Don't Look Back in Anger : The Rise and Fall of Cool Britannia (9781409180739) by Rachel Daniel

Don't Look Back in Anger : The Rise and Fall of Cool Britannia (9781409180739) by Rachel Daniel

Author:Rachel, Daniel
Language: eng
Format: epub
ISBN: 9781409180739
Publisher: Hachette Book Group USA


SIMPLY EVERYONE’S

TAKING COCAINE

Drugs. Met Bar. Groucho Club

BRETT ANDERSON There’s only four drugs, really, and they go round and round and round. After rave and Ecstasy it happened to be the time of cocaine again. It’s the cyclical nature of fashion. You can draw parallels with how alternative music and the mainstream shifted with cocaine. Cocaine was seen as an ugly, greedy, eighties drug that was used by people with big mobile phones and ponytails and only available to the rich: the Yuppie drug; or in the seventies the rock-star drug. In the nineties cocaine penetrated working-class culture. Suddenly it became the plasterer’s drug, the electrician’s drug. It went across the social divide and became all pervasive. The pendulum had swung.

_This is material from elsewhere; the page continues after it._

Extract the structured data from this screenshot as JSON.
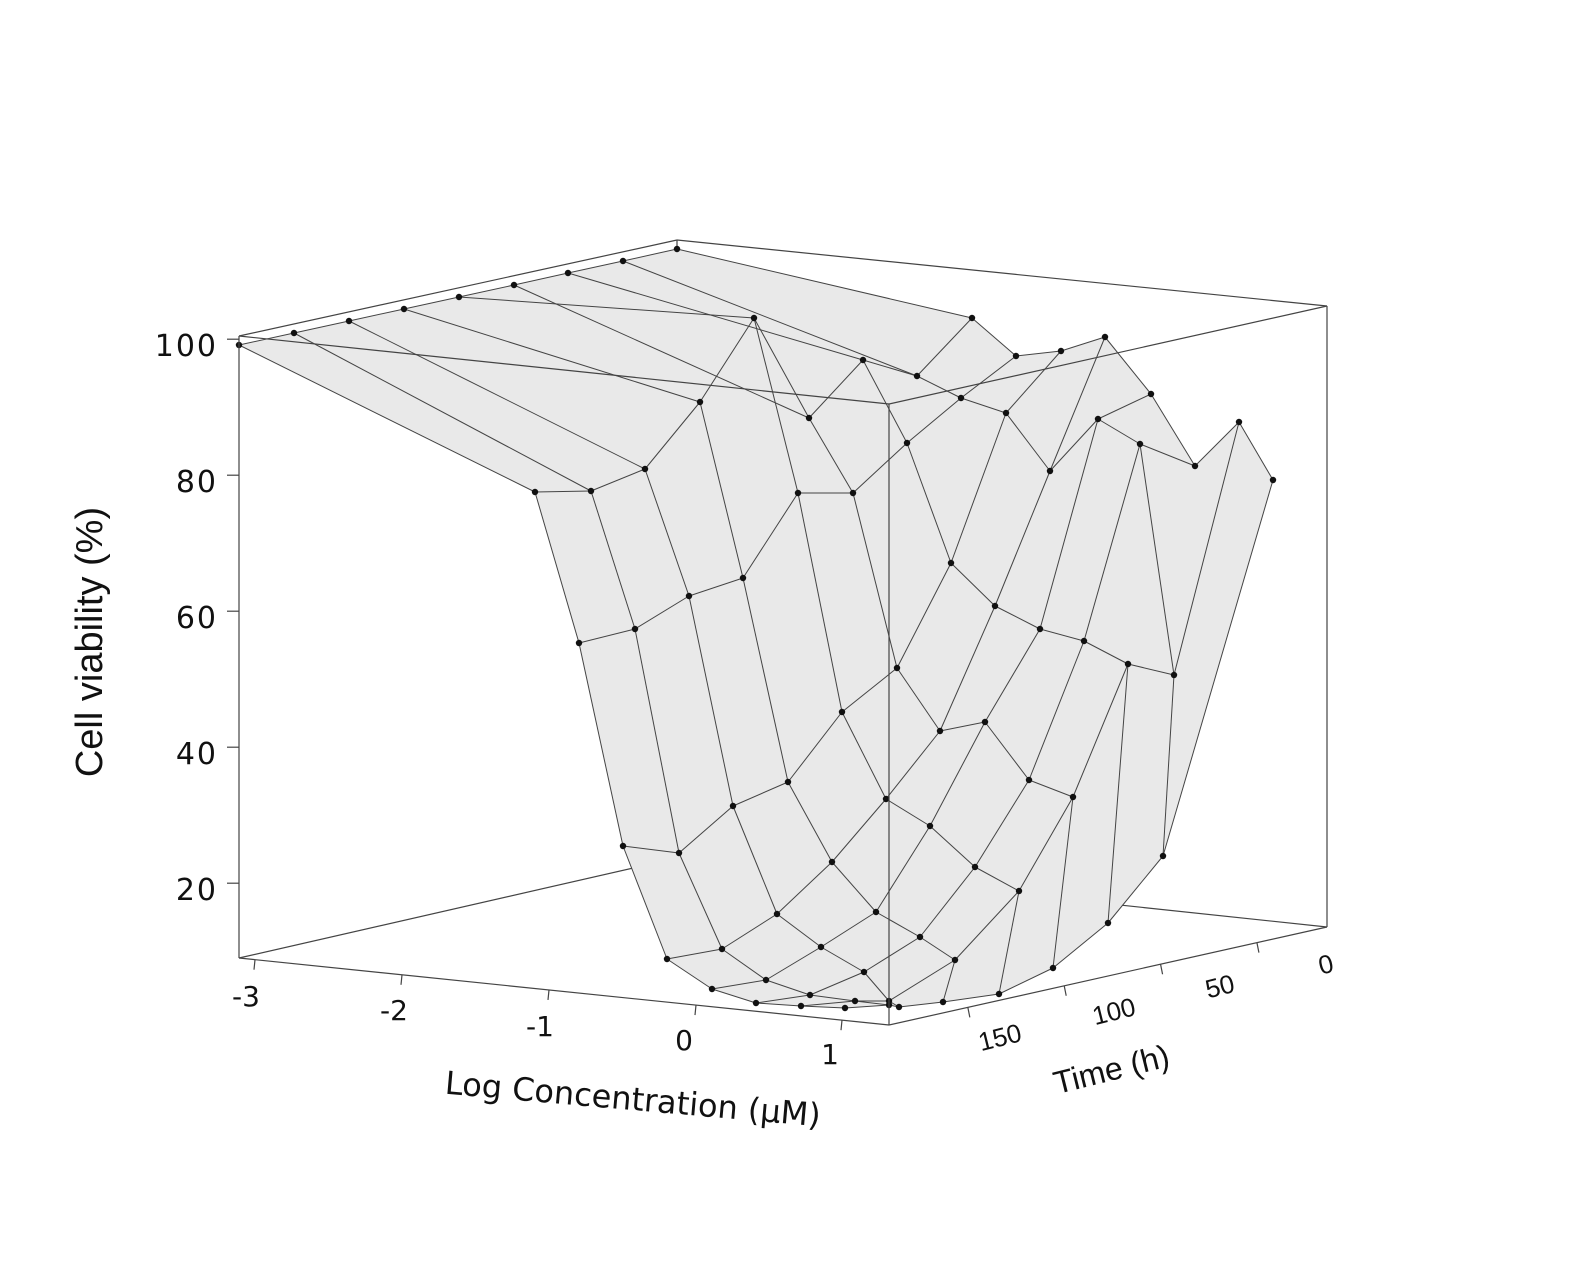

OLIVER PEYTON You had the Ecstasy thing first, which was for younger people for falling over in a field. Then it sort of changed into cocaine after everybody went, ‘We’ve done all of that.’ There was a natural gateway: cocaine just became part of the new culture.

DAVID KAMP I was reared in the cauldron of Nancy Reagan’s ‘Just Say No’ campaign and raised to believe that if you were taking Class A drugs you had a disease. I couldn’t believe it when I got to London and people were openly taking cocaine, unashamed of it and so incredibly full of themselves.

KEITH ALLEN The Stock Exchange pre-Thatcher was the domain of bowler-hatted gentlemen. Post-Thatcher it was just fucking kids, working-class traders who suddenly got access to an unregulated market. I knew loads of them who were on coke every day. Once you get a sizeable number of people in a given industry it will leak out. Soho was flooded.

MAT COLLISHAW There were a lot of wage accelerations, so more people were using it in the City and that demand made cocaine far more accessible and cheaper to get hold of. It went from being an exclusive drug that was used in Chelsea to being commonly available.

KEITH ALLEN It was the glue that combined everybody. London was afloat on a sea of second-rate cocaine. It was a natural progression from E, which was a classless drug. Historically, coke wasn’t a classless drug. It was for rich people. And suddenly, with the availability of it, it wasn’t an elitist drug. Criminals realised there was a market there too: you could sell cheap, cut cocaine on an estate as much as selling it to people in private members’ clubs. It’s Murray Lachlan Young’s poem, ‘Simply Everyone’s Taking Cocaine’.

WAHEED ALLI The cocaine-fuelled ‘me’ generation was the eighties. That was the City boys. It was a culture of selfishness. The nineties was an enjoyment of life in a much more selfless way. It was about sharing joy as opposed to preserving unto yourself.

LORENZO AGIUS It all felt like buddies together. I didn’t know anyone who wasn’t doing drugs. It was commonplace.

BRETT ANDERSON Brian Harvey from East 17 came out and said, ‘Ecstasy makes you a better person’. He was jumped upon by the press and pilloried for saying it.